Beginning in 1961 and ending in 1963, all Hotels but one (K-145) were equipped with the new D-4 launch system, which could launch missiles from a depth of 16 meters. The modified submarines received the NATO reporting name Hotel II. They were armed with R-21 (SS-N-5 Serb) missiles, with a range of 1,200 km (650 nm).[2][3] The installation of the D-4 launching system required some structural changes of the submarine; before launch, the launch tube had to be flooded. The chief designer of the modification was S.N. Kovalev.

Hotel III

From 1969 to 1970 K-145 was modified by Project 701 to test the R-29 missiles, receiving the NATO reporting name Hotel III. It was lengthened to 130 meters and its displacement increased to 5,500 tons surfaced and 6,400 tons submerged. The maximum speed was reduced to 18 knots (33 km/h) on the surface and 22 knots (41 km/h) submerged. Six launchers for R-29 missiles were placed in two compartments, each with three launchers. In 1976 K-145 returned to combat service.[2]

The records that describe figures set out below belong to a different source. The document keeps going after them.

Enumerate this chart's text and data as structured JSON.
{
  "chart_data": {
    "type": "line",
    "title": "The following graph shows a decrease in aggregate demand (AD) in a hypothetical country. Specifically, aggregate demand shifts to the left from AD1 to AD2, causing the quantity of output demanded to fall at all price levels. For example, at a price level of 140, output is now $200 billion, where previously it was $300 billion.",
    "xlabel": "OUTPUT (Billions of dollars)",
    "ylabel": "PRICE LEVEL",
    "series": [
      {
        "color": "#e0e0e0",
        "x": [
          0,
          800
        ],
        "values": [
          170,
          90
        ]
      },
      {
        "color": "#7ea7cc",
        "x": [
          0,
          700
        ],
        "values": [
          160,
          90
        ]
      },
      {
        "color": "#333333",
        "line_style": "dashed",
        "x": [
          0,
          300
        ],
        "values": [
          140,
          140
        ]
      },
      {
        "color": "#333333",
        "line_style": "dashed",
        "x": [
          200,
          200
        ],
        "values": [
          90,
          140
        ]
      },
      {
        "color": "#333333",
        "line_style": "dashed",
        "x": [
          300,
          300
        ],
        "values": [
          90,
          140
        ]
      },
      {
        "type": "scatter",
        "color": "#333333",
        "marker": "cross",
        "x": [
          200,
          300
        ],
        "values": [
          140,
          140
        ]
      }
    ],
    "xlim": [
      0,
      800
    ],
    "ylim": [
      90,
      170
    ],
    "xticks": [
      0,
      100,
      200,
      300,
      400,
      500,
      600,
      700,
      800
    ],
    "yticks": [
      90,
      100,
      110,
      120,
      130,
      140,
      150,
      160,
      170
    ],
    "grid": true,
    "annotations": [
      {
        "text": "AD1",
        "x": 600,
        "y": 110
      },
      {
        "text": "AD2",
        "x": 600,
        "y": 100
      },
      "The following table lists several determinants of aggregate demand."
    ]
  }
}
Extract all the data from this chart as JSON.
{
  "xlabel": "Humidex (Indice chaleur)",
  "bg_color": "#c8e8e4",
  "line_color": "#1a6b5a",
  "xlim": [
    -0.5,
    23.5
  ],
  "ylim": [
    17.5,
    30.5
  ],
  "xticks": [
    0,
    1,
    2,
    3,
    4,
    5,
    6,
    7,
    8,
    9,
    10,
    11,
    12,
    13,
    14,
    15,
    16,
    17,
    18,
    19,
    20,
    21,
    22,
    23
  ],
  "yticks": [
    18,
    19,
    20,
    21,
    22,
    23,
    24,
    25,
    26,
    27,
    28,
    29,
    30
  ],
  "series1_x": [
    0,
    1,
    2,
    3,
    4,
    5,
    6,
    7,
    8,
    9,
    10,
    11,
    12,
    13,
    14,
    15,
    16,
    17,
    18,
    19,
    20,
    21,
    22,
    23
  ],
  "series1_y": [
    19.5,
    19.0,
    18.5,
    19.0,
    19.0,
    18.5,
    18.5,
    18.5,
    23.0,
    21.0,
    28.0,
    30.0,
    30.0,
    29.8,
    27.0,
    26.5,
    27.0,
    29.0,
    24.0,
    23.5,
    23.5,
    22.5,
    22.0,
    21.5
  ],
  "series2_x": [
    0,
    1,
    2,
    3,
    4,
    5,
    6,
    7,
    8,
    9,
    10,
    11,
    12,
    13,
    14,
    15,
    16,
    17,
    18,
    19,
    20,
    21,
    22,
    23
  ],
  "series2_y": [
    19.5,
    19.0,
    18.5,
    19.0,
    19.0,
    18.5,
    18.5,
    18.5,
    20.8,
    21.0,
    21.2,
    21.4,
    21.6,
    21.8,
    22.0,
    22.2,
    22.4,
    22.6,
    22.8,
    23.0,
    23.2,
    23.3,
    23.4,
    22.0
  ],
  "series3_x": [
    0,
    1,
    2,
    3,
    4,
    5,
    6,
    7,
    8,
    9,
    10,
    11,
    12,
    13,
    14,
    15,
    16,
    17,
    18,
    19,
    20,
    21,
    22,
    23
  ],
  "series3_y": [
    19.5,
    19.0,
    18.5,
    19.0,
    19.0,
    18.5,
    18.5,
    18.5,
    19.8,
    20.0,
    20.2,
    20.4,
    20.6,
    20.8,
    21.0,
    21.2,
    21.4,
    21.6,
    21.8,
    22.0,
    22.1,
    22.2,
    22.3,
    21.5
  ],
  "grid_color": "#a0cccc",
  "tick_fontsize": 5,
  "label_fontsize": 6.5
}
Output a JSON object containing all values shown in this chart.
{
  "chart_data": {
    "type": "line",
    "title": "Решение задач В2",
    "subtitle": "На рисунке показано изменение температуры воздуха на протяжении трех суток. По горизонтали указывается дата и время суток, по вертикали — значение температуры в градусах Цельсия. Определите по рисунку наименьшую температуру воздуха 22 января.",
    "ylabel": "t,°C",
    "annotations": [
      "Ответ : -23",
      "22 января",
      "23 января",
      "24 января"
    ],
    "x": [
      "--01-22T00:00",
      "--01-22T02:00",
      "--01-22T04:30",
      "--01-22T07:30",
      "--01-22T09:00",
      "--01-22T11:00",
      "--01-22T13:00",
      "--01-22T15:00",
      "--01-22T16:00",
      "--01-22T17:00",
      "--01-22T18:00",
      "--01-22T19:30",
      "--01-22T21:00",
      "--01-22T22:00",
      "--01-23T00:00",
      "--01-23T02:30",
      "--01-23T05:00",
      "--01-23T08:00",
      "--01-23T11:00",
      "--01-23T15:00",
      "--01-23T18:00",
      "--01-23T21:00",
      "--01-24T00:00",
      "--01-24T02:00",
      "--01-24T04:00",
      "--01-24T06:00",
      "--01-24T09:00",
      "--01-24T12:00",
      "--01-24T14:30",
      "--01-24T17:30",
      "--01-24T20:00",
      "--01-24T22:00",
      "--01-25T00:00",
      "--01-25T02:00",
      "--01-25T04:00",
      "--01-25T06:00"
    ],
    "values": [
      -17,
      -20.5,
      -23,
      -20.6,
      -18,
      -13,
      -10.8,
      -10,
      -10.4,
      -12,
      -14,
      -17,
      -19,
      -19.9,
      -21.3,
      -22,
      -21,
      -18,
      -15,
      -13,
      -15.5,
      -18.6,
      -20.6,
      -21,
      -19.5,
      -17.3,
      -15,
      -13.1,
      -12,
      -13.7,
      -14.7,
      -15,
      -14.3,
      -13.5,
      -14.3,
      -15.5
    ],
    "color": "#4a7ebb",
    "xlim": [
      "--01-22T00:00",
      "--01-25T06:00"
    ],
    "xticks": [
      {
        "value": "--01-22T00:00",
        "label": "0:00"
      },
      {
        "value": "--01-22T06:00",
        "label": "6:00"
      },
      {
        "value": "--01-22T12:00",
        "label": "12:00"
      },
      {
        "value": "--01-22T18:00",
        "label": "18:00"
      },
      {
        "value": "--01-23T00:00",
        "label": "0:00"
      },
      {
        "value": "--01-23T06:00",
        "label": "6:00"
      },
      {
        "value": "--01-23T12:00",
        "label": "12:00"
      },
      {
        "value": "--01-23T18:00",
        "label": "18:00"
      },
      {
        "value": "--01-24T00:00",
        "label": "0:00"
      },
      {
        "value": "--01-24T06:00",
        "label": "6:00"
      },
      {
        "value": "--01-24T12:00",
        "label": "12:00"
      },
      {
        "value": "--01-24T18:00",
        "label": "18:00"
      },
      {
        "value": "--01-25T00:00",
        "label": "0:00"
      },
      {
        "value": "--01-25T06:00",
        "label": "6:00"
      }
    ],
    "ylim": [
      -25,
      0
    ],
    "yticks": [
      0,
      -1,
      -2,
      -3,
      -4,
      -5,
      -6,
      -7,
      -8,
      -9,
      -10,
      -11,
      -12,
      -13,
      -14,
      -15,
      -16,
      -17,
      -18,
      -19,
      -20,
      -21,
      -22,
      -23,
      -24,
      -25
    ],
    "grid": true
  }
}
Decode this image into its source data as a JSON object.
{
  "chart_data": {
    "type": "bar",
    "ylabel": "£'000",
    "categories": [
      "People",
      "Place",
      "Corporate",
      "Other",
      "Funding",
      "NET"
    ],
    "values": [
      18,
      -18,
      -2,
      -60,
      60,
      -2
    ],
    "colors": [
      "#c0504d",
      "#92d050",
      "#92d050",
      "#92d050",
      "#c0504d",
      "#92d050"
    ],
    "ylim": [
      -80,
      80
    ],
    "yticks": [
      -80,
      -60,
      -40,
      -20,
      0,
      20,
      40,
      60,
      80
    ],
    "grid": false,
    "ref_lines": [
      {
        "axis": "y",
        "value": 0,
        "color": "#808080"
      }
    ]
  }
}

  1. Hotel Class Submarines
  2. 2.0 2.1 2.2 2.3 2.4 2.5 2.6 2.7 2.8 2.9 Podvodnye Lodki Rossii, Atomnye Pervoye Pokoleniye; Tom IV, Chast 1;1st Defense Ministry Scientific-Research Institute & Rubin Central Design Bureau of Marine Equipment; Sankt peterburg, 1996
  3. Jackson, Robert (2000). "Submarines of the World". Friedman/Fairfax Books. ISBN 1-58663-294-9.